Closed mehtasagar closed 3 years ago
@mehtasagar In general one shouldn't compute the inverse matrix $(I-Q)^{-1}$}. That is not efficient, since it would effectively compute (I-Q)^{-1}I. Since the final goal is to compute (I-Q)^{-1}R what you should do is compute this directly by computing the columns of this matrix. The i-th column of this matrix is the solution X_i of the system (I-Q)X_i = R_i, where R_i is the i-th column of R and X_i is a column vector. To solve these systems of equations, you better first factor I-Q in LU decomposition. This is, a product of a lower triangular matrix L and an upper triangular matrix. Then for each system LUX_i=R_i you only need to do back substitution with L and forward substitution for U. Search how to do LU decomposition and implement it for fractions, if some library doesn't have it already. In most places they will have it implemented for floating point (https://en.wikipedia.org/wiki/LU_decomposition#C_code_examples). Just replace the floating point types with your own rational number (pairs of integers) type.
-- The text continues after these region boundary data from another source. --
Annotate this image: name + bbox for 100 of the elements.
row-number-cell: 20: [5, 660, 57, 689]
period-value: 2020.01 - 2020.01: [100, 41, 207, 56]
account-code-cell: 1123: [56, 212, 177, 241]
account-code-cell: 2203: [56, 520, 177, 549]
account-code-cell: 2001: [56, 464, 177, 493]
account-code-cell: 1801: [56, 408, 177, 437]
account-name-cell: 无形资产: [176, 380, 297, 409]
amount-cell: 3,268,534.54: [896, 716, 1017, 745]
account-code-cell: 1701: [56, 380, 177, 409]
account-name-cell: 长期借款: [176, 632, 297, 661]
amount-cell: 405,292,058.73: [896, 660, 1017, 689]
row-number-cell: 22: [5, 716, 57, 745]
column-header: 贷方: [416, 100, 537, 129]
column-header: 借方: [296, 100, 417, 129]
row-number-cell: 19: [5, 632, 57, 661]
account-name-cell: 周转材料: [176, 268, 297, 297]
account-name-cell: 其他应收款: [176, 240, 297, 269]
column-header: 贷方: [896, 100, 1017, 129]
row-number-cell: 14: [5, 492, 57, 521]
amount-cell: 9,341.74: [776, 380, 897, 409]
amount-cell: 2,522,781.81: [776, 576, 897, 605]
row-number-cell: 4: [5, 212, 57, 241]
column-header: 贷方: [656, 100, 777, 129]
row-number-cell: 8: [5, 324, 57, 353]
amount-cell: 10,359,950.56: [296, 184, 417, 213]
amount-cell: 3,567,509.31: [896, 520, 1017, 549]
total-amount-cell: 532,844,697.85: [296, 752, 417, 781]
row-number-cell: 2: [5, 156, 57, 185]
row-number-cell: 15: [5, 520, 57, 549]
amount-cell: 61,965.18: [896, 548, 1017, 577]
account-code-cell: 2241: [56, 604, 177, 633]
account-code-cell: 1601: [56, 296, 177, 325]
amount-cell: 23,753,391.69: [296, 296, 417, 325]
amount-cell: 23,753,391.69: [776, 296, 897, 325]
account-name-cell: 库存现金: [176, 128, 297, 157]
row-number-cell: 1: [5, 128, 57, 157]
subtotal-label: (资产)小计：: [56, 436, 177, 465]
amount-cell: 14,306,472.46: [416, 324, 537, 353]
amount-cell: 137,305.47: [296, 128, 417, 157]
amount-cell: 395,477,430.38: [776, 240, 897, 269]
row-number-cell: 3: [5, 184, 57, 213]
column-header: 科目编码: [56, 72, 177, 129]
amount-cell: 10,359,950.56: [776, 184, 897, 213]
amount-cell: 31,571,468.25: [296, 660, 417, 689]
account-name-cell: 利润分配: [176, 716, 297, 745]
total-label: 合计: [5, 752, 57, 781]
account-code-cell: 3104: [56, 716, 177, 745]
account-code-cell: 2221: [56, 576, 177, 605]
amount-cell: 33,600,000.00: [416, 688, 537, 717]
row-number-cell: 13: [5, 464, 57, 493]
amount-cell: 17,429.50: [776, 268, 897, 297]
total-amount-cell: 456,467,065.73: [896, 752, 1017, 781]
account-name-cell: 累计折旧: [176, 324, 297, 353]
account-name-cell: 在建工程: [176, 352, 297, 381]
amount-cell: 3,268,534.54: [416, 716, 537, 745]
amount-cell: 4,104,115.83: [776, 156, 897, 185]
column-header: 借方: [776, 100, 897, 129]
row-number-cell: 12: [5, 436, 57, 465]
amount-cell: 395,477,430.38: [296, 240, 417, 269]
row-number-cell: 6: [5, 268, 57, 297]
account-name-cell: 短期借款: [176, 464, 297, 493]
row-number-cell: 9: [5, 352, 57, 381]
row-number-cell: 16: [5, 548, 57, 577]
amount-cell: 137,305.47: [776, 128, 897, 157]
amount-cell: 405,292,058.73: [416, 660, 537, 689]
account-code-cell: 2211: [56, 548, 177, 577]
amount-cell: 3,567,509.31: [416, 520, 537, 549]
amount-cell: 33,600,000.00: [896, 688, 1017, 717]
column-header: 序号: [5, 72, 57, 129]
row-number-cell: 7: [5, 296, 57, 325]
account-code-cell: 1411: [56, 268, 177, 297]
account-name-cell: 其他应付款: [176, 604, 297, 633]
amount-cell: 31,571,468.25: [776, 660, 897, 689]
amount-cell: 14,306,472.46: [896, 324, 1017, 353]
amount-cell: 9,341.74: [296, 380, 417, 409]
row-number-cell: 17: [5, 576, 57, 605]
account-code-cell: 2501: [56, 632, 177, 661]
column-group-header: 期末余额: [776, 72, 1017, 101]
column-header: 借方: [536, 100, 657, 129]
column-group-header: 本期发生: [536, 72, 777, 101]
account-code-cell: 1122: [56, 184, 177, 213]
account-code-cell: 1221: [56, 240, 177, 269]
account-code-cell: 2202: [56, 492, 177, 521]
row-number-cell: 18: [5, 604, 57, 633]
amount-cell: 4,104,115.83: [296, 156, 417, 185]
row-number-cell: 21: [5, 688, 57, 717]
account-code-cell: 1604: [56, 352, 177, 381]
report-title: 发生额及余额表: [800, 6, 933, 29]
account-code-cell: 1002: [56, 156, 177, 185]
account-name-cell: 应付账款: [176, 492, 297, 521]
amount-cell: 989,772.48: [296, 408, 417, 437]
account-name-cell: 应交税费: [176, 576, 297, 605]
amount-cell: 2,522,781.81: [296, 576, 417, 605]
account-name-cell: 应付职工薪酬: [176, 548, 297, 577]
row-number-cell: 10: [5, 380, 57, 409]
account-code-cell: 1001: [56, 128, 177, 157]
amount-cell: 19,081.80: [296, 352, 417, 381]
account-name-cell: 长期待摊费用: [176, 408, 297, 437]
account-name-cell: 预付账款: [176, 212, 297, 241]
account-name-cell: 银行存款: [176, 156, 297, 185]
@mehtasagar I did a Python implementation here, with plenty of comments. The LU and back/forth-substitution are the same as the Wikipedia page above, but written to use fractions instead of doubles.
I ma trying to follow the method given here. To calculate inverse of the matrix, what approach should I follow to maintain the output in Fractions of integers as given in post. Let me know if you need more details?